He reached out, brushing a stray strand of hair from her cheek.
She had nearly died.
His hand raked through his hair, still shaken from the thought.
Athena woke up nearly two hours later, but Marcus hadn’t moved from her side since.
The glow from the fireplace painted the room in soft golds and shadows.
She turned her head slowly to face him. “You have been quiet,” she noted.
Marcus gave her a faint smile.
“Well…watching the person you love almost get ripped apart does that to you,” he murmured, his eyes fixed on the blanket as the words slipped out before he could catch them.
A thick silence fell between them.
Their eyes met. And for a long, breathless moment, neither of them looked away.
“What… what did you say?” Athena pressed.
Marcus tore his gaze away from her to the blanket, like it could offer him answers he hadn’t dared to ask himself until now. But there was none; all that was left was to face the raw, unguarded truth.
Love.
The word stuck in his throat.
He had been in love with her longer than he had let himself admit.
“You know, I had not realized it myself until today. Until I watched you in pain helplessly and caught in the heart of danger itself,” he began.
The fear that gripped him then… it had cut deeper than anything he had ever felt.
“The thought of losing you terrified me more than death itself.”
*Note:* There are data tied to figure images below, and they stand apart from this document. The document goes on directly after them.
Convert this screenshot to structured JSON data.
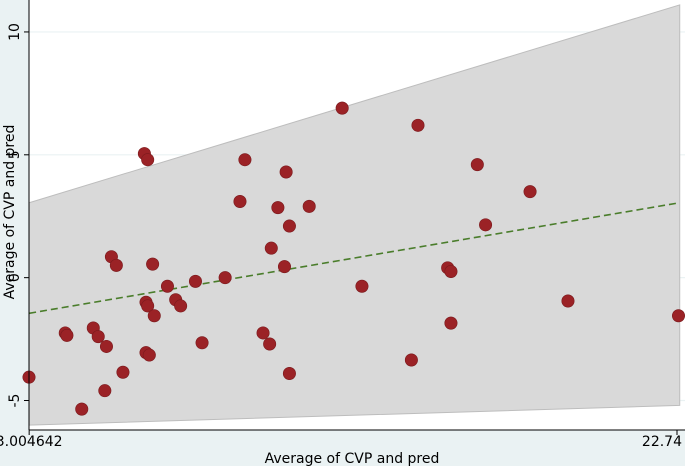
{
  "chart_data": {
    "type": "scatter",
    "title": "",
    "xlabel": "Average of CVP and pred",
    "ylabel": "Average of CVP and pred",
    "xlim": [
      3.0,
      22.9
    ],
    "ylim": [
      -6.2,
      11.3
    ],
    "x_ticks": [
      "3.004642",
      "22.74"
    ],
    "x_tick_values": [
      3.004642,
      22.74
    ],
    "y_ticks": [
      "10",
      "5",
      "0",
      "-5"
    ],
    "y_tick_values": [
      10,
      5,
      0,
      -5
    ],
    "grid": "horizontal",
    "legend": "none",
    "colors": {
      "background_strip": "#eaf2f3",
      "plot_background": "#ffffff",
      "band_fill": "#d9d9d9",
      "band_edge": "#bdbdbd",
      "point_fill": "#9b2226",
      "trend_line": "#4a7d2b",
      "gridline": "#eaf2f3"
    },
    "fit_line": {
      "x": [
        3.004642,
        22.74
      ],
      "y": [
        -1.45,
        3.05
      ],
      "style": "dashed"
    },
    "confidence_band": {
      "x": [
        3.004642,
        22.74
      ],
      "upper": [
        3.05,
        11.1
      ],
      "lower": [
        -6.0,
        -5.2
      ]
    },
    "points": [
      {
        "x": 3.0,
        "y": -4.05
      },
      {
        "x": 4.1,
        "y": -2.25
      },
      {
        "x": 4.15,
        "y": -2.35
      },
      {
        "x": 4.6,
        "y": -5.35
      },
      {
        "x": 4.95,
        "y": -2.05
      },
      {
        "x": 5.1,
        "y": -2.4
      },
      {
        "x": 5.3,
        "y": -4.6
      },
      {
        "x": 5.35,
        "y": -2.8
      },
      {
        "x": 5.5,
        "y": 0.85
      },
      {
        "x": 5.65,
        "y": 0.5
      },
      {
        "x": 5.85,
        "y": -3.85
      },
      {
        "x": 6.5,
        "y": 5.05
      },
      {
        "x": 6.6,
        "y": 4.8
      },
      {
        "x": 6.55,
        "y": -1.0
      },
      {
        "x": 6.6,
        "y": -1.15
      },
      {
        "x": 6.55,
        "y": -3.05
      },
      {
        "x": 6.65,
        "y": -3.15
      },
      {
        "x": 6.75,
        "y": 0.55
      },
      {
        "x": 6.8,
        "y": -1.55
      },
      {
        "x": 7.2,
        "y": -0.35
      },
      {
        "x": 7.45,
        "y": -0.9
      },
      {
        "x": 7.6,
        "y": -1.15
      },
      {
        "x": 8.05,
        "y": -0.15
      },
      {
        "x": 8.25,
        "y": -2.65
      },
      {
        "x": 8.95,
        "y": 0.0
      },
      {
        "x": 9.4,
        "y": 3.1
      },
      {
        "x": 9.55,
        "y": 4.8
      },
      {
        "x": 10.1,
        "y": -2.25
      },
      {
        "x": 10.3,
        "y": -2.7
      },
      {
        "x": 10.35,
        "y": 1.2
      },
      {
        "x": 10.55,
        "y": 2.85
      },
      {
        "x": 10.75,
        "y": 0.45
      },
      {
        "x": 10.8,
        "y": 4.3
      },
      {
        "x": 10.9,
        "y": 2.1
      },
      {
        "x": 10.9,
        "y": -3.9
      },
      {
        "x": 11.5,
        "y": 2.9
      },
      {
        "x": 12.5,
        "y": 6.9
      },
      {
        "x": 13.1,
        "y": -0.35
      },
      {
        "x": 14.6,
        "y": -3.35
      },
      {
        "x": 14.8,
        "y": 6.2
      },
      {
        "x": 15.7,
        "y": 0.4
      },
      {
        "x": 15.8,
        "y": 0.25
      },
      {
        "x": 15.8,
        "y": -1.85
      },
      {
        "x": 16.6,
        "y": 4.6
      },
      {
        "x": 16.85,
        "y": 2.15
      },
      {
        "x": 18.2,
        "y": 3.5
      },
      {
        "x": 19.35,
        "y": -0.95
      },
      {
        "x": 22.75,
        "y": -1.55
      }
    ]
  }
}
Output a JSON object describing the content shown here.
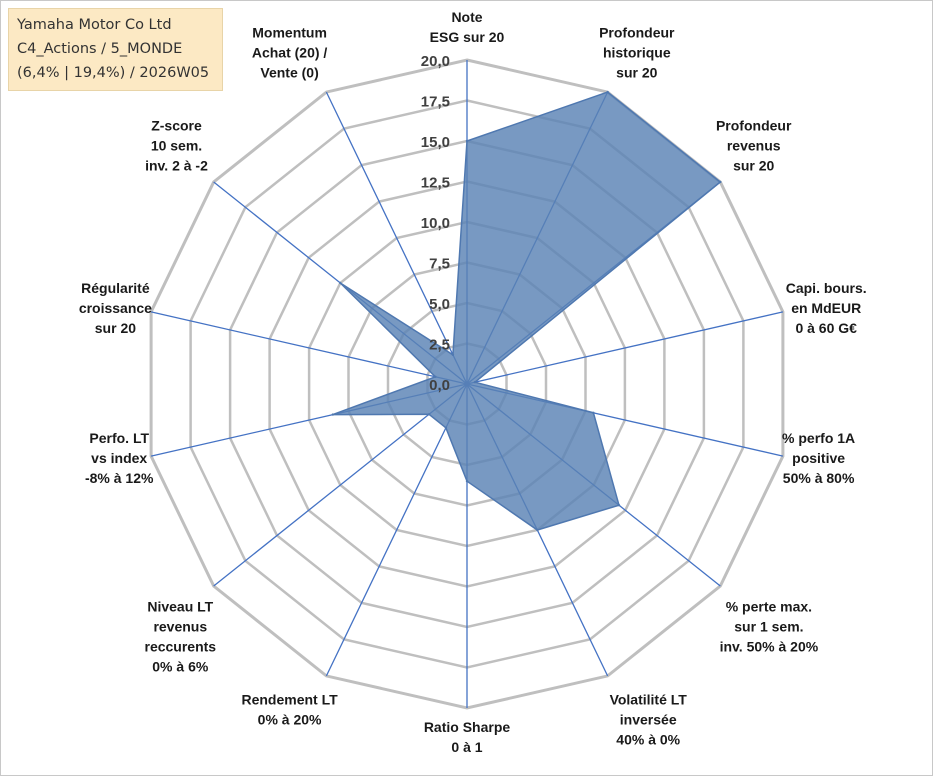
{
  "title": {
    "line1": "Yamaha Motor Co Ltd",
    "line2": "C4_Actions / 5_MONDE",
    "line3": "(6,4% | 19,4%) / 2026W05"
  },
  "colors": {
    "grid": "#bfbfbf",
    "spoke": "#4472c4",
    "fill": "#5a82b4",
    "stroke": "#4f78b0",
    "title_bg": "#fce9c4"
  },
  "chart_data": {
    "type": "radar",
    "rmin": 0,
    "rmax": 20,
    "ticks": [
      "0,0",
      "2,5",
      "5,0",
      "7,5",
      "10,0",
      "12,5",
      "15,0",
      "17,5",
      "20,0"
    ],
    "grid": true,
    "axes": [
      {
        "label": [
          "Note",
          "ESG sur 20"
        ],
        "value": 15.0
      },
      {
        "label": [
          "Profondeur",
          "historique",
          "sur 20"
        ],
        "value": 20.0
      },
      {
        "label": [
          "Profondeur",
          "revenus",
          "sur 20"
        ],
        "value": 20.0
      },
      {
        "label": [
          "Capi. bours.",
          "en MdEUR",
          "0 à 60 G€"
        ],
        "value": 0.5
      },
      {
        "label": [
          "% perfo 1A",
          "positive",
          "50% à 80%"
        ],
        "value": 8.0
      },
      {
        "label": [
          "% perte max.",
          "sur 1 sem.",
          "inv. 50% à 20%"
        ],
        "value": 12.0
      },
      {
        "label": [
          "Volatilité LT",
          "inversée",
          "40% à 0%"
        ],
        "value": 10.0
      },
      {
        "label": [
          "Ratio Sharpe",
          "0 à 1"
        ],
        "value": 6.0
      },
      {
        "label": [
          "Rendement LT",
          "0% à 20%"
        ],
        "value": 3.0
      },
      {
        "label": [
          "Niveau LT",
          "revenus",
          "reccurents",
          "0% à 6%"
        ],
        "value": 3.0
      },
      {
        "label": [
          "Perfo. LT",
          "vs index",
          "-8% à 12%"
        ],
        "value": 8.5
      },
      {
        "label": [
          "Régularité",
          "croissance",
          "sur 20"
        ],
        "value": 2.0
      },
      {
        "label": [
          "Z-score",
          "10 sem.",
          "inv. 2 à -2"
        ],
        "value": 10.0
      },
      {
        "label": [
          "Momentum",
          "Achat (20) /",
          "Vente (0)"
        ],
        "value": 2.0
      }
    ]
  }
}
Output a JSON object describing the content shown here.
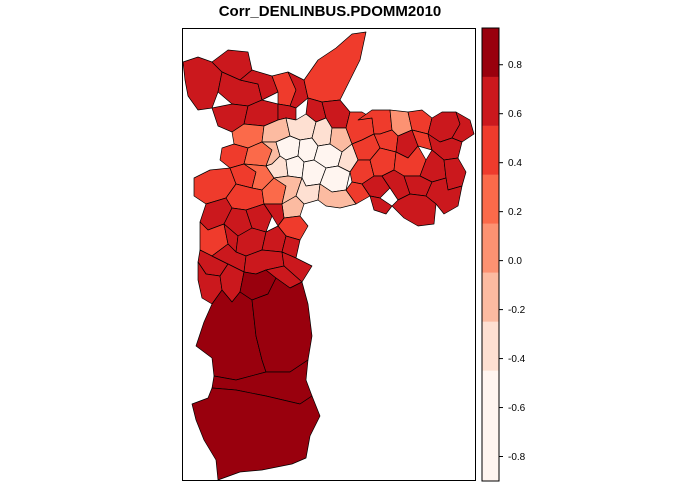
{
  "title": "Corr_DENLINBUS.PDOMM2010",
  "legend": {
    "tick_labels": [
      "0.8",
      "0.6",
      "0.4",
      "0.2",
      "0.0",
      "-0.2",
      "-0.4",
      "-0.6",
      "-0.8"
    ],
    "tick_values": [
      0.8,
      0.6,
      0.4,
      0.2,
      0.0,
      -0.2,
      -0.4,
      -0.6,
      -0.8
    ],
    "range": [
      -0.9,
      0.95
    ],
    "bins_top_to_bottom": [
      {
        "from": 0.75,
        "to": 0.95,
        "color": "#99000d"
      },
      {
        "from": 0.55,
        "to": 0.75,
        "color": "#cb181d"
      },
      {
        "from": 0.35,
        "to": 0.55,
        "color": "#ef3b2c"
      },
      {
        "from": 0.15,
        "to": 0.35,
        "color": "#fb6a4a"
      },
      {
        "from": -0.05,
        "to": 0.15,
        "color": "#fc9272"
      },
      {
        "from": -0.25,
        "to": -0.05,
        "color": "#fcbba1"
      },
      {
        "from": -0.45,
        "to": -0.25,
        "color": "#fee0d2"
      },
      {
        "from": -0.9,
        "to": -0.45,
        "color": "#fff5f0"
      }
    ]
  },
  "map": {
    "region": "São Paulo municipal districts",
    "colors": {
      "darkest": "#99000d",
      "dark": "#cb181d",
      "mid_dark": "#ef3b2c",
      "mid": "#fb6a4a",
      "light_mid": "#fc9272",
      "light": "#fcbba1",
      "very_light": "#fee0d2",
      "lightest": "#fff5f0",
      "border": "#000000"
    }
  }
}
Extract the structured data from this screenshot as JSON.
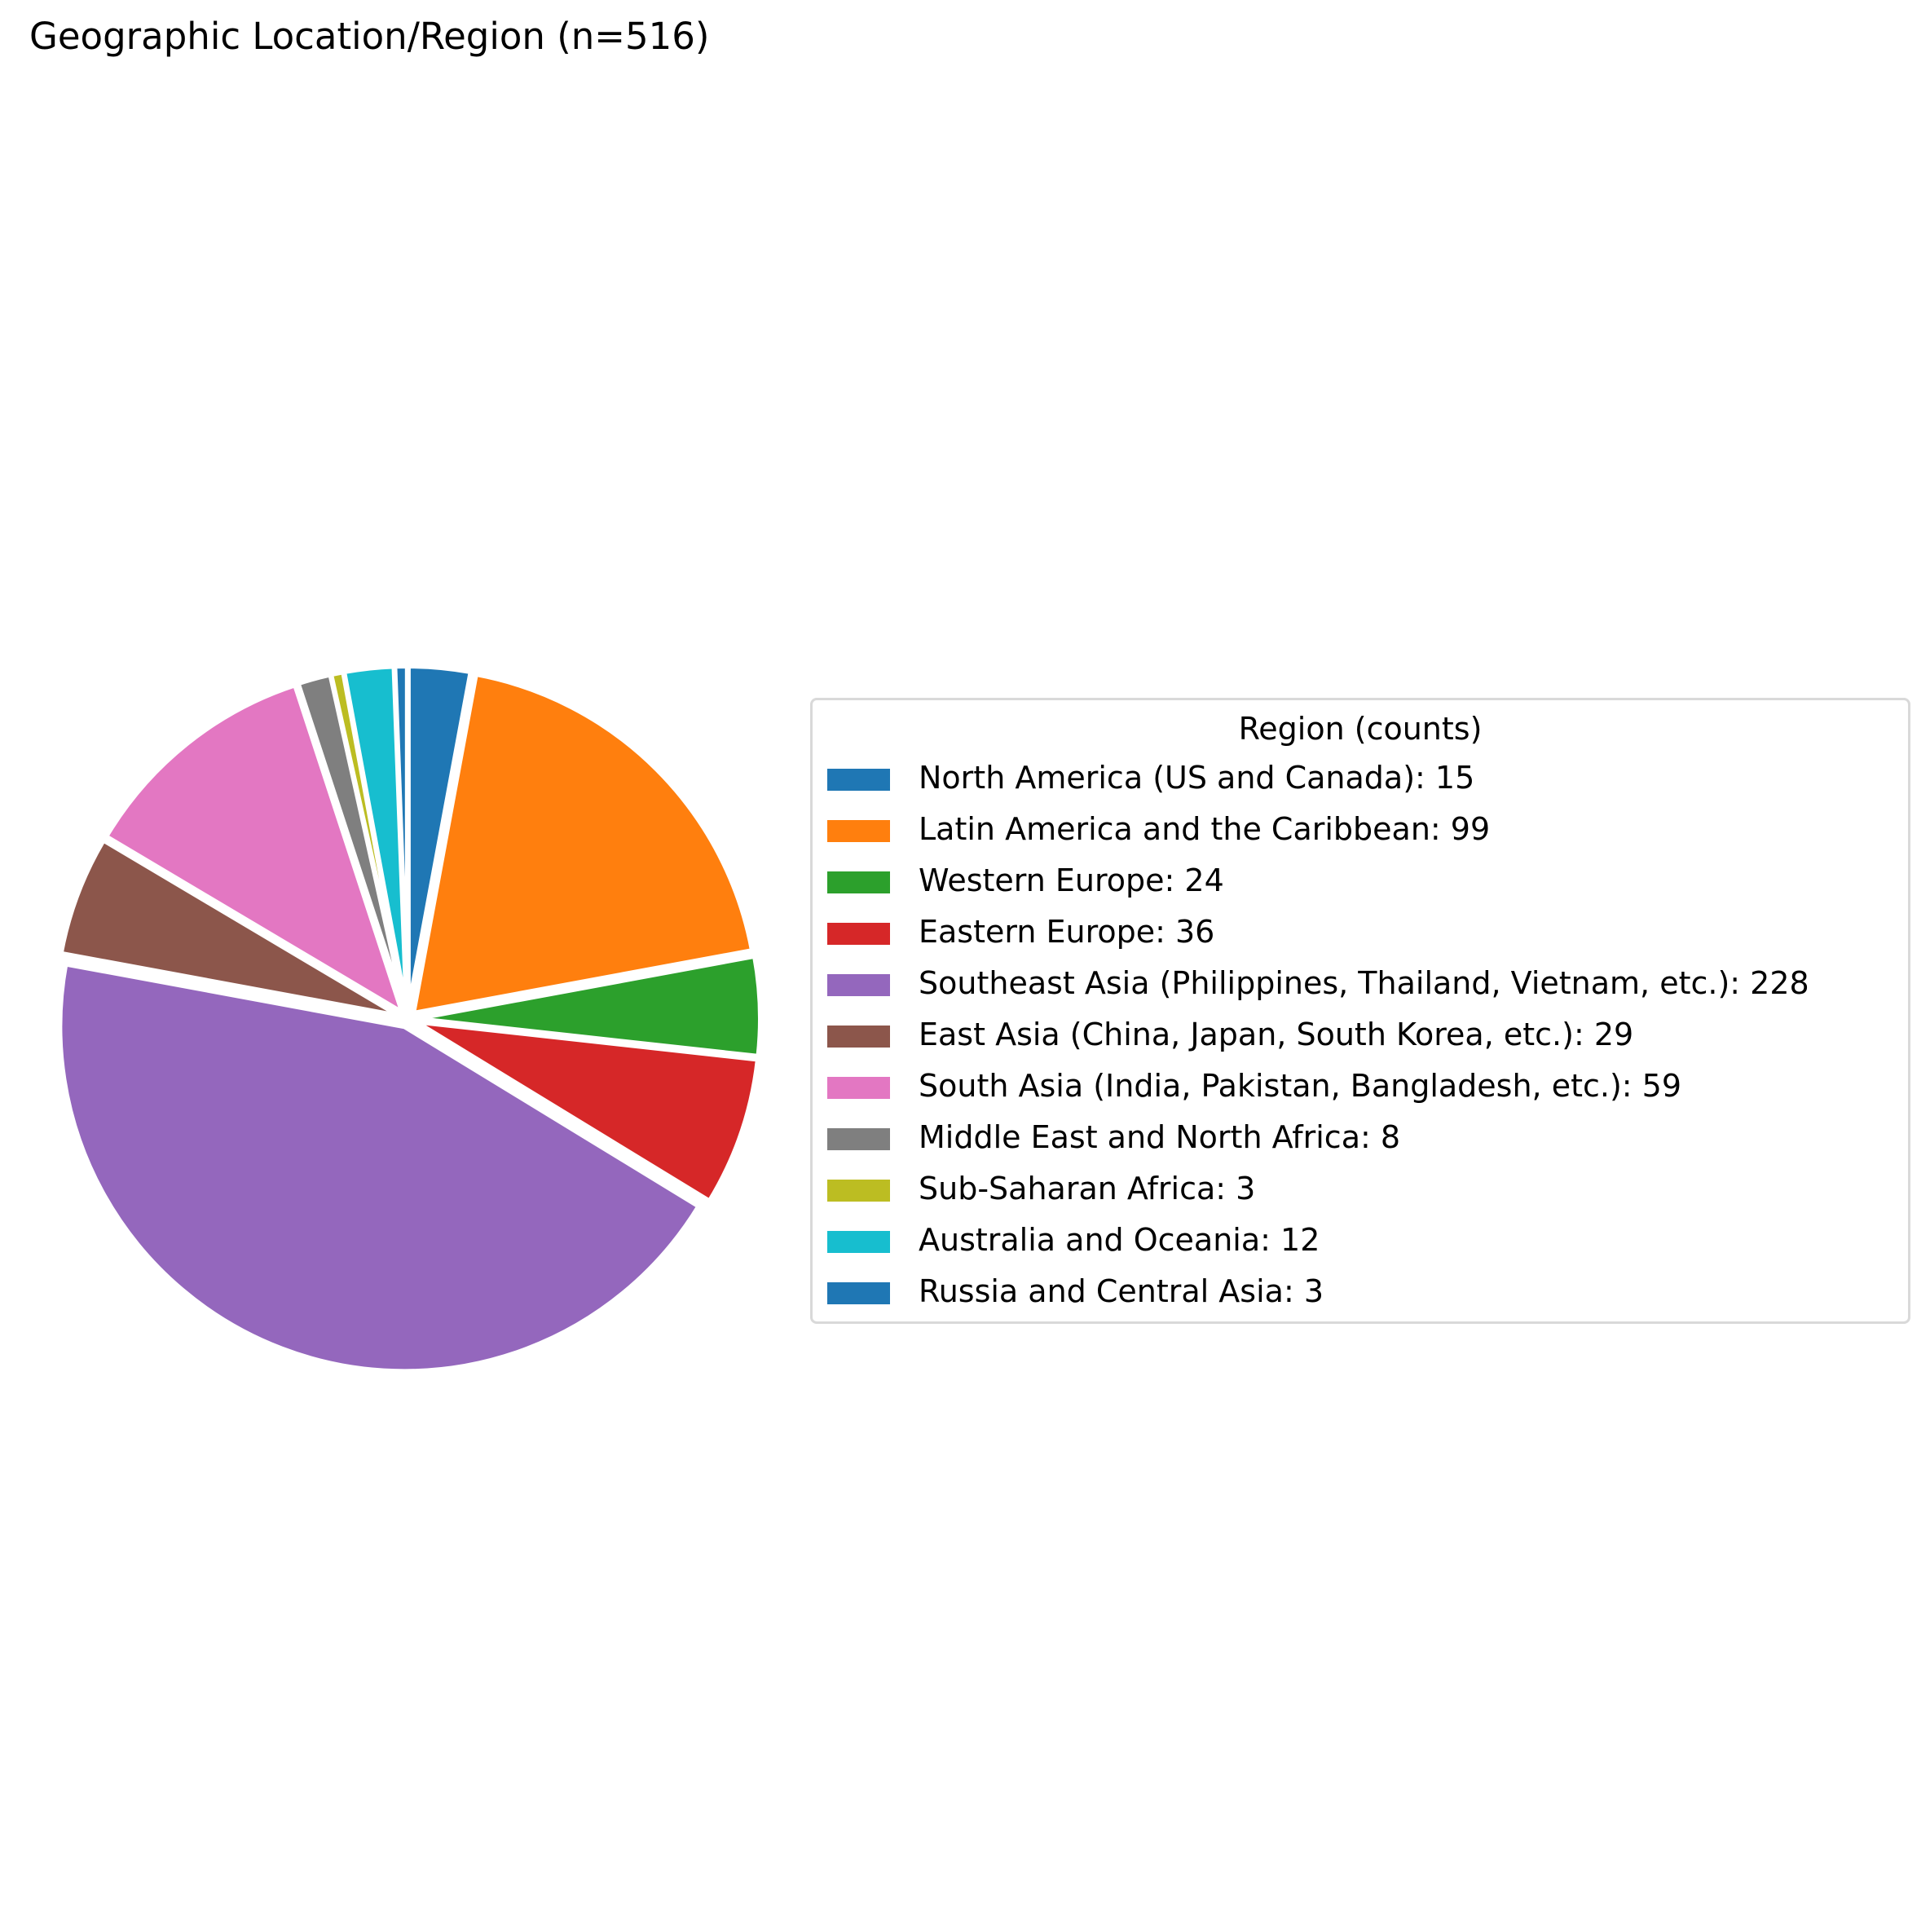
{
  "chart_data": {
    "type": "pie",
    "title": "Geographic Location/Region (n=516)",
    "legend_title": "Region (counts)",
    "legend_placement": "center-right",
    "start_angle_deg": 90,
    "direction": "clockwise",
    "slice_edge_color": "#ffffff",
    "slices": [
      {
        "label": "North America (US and Canada)",
        "value": 15,
        "legend": "North America (US and Canada): 15",
        "color": "#1f77b4"
      },
      {
        "label": "Latin America and the Caribbean",
        "value": 99,
        "legend": "Latin America and the Caribbean: 99",
        "color": "#ff7f0e"
      },
      {
        "label": "Western Europe",
        "value": 24,
        "legend": "Western Europe: 24",
        "color": "#2ca02c"
      },
      {
        "label": "Eastern Europe",
        "value": 36,
        "legend": "Eastern Europe: 36",
        "color": "#d62728"
      },
      {
        "label": "Southeast Asia (Philippines, Thailand, Vietnam, etc.)",
        "value": 228,
        "legend": "Southeast Asia (Philippines, Thailand, Vietnam, etc.): 228",
        "color": "#9467bd"
      },
      {
        "label": "East Asia (China, Japan, South Korea, etc.)",
        "value": 29,
        "legend": "East Asia (China, Japan, South Korea, etc.): 29",
        "color": "#8c564b"
      },
      {
        "label": "South Asia (India, Pakistan, Bangladesh, etc.)",
        "value": 59,
        "legend": "South Asia (India, Pakistan, Bangladesh, etc.): 59",
        "color": "#e377c2"
      },
      {
        "label": "Middle East and North Africa",
        "value": 8,
        "legend": "Middle East and North Africa: 8",
        "color": "#7f7f7f"
      },
      {
        "label": "Sub-Saharan Africa",
        "value": 3,
        "legend": "Sub-Saharan Africa: 3",
        "color": "#bcbd22"
      },
      {
        "label": "Australia and Oceania",
        "value": 12,
        "legend": "Australia and Oceania: 12",
        "color": "#17becf"
      },
      {
        "label": "Russia and Central Asia",
        "value": 3,
        "legend": "Russia and Central Asia: 3",
        "color": "#1f77b4"
      }
    ]
  }
}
“And now, sitting here with you, I can no longer pretend. Athena.” His voice faltered slightly at the end.
“I know I have made mistakes. I had pushed you away. I had betrayed your trust
but…” He paused as the emotions tugged at his heart.
“I love you. I’m sorry.”
His voice softened as the weight of those words settled between them.
Athena stared at him, her forest green eyes wide and unreadable.
Marcus reached out to hold her hands, when suddenly her fingers tightened around his wrist with sudden, unnatural strength as her head jerked backward.
The air around them shifted, and all the warmth of the room vanished in an instant, replaced by an eerie stillness as if something behind them was pulling them out of the present.
His vision burned with images that were not his.
And then it disappeared, reeling him back to the present in the same jolt. Marcus jerked back, his breath ragged as he stared down at their hands.
Athena slowly came back to herself, blinking away the lingering haze. She locked
eyes with him as she muttered, “You saw it.”
Yes, he did. He just got reeled into her vision. And he saw it all. Riley. In danger and
a looming, wary darkness that was coming after them.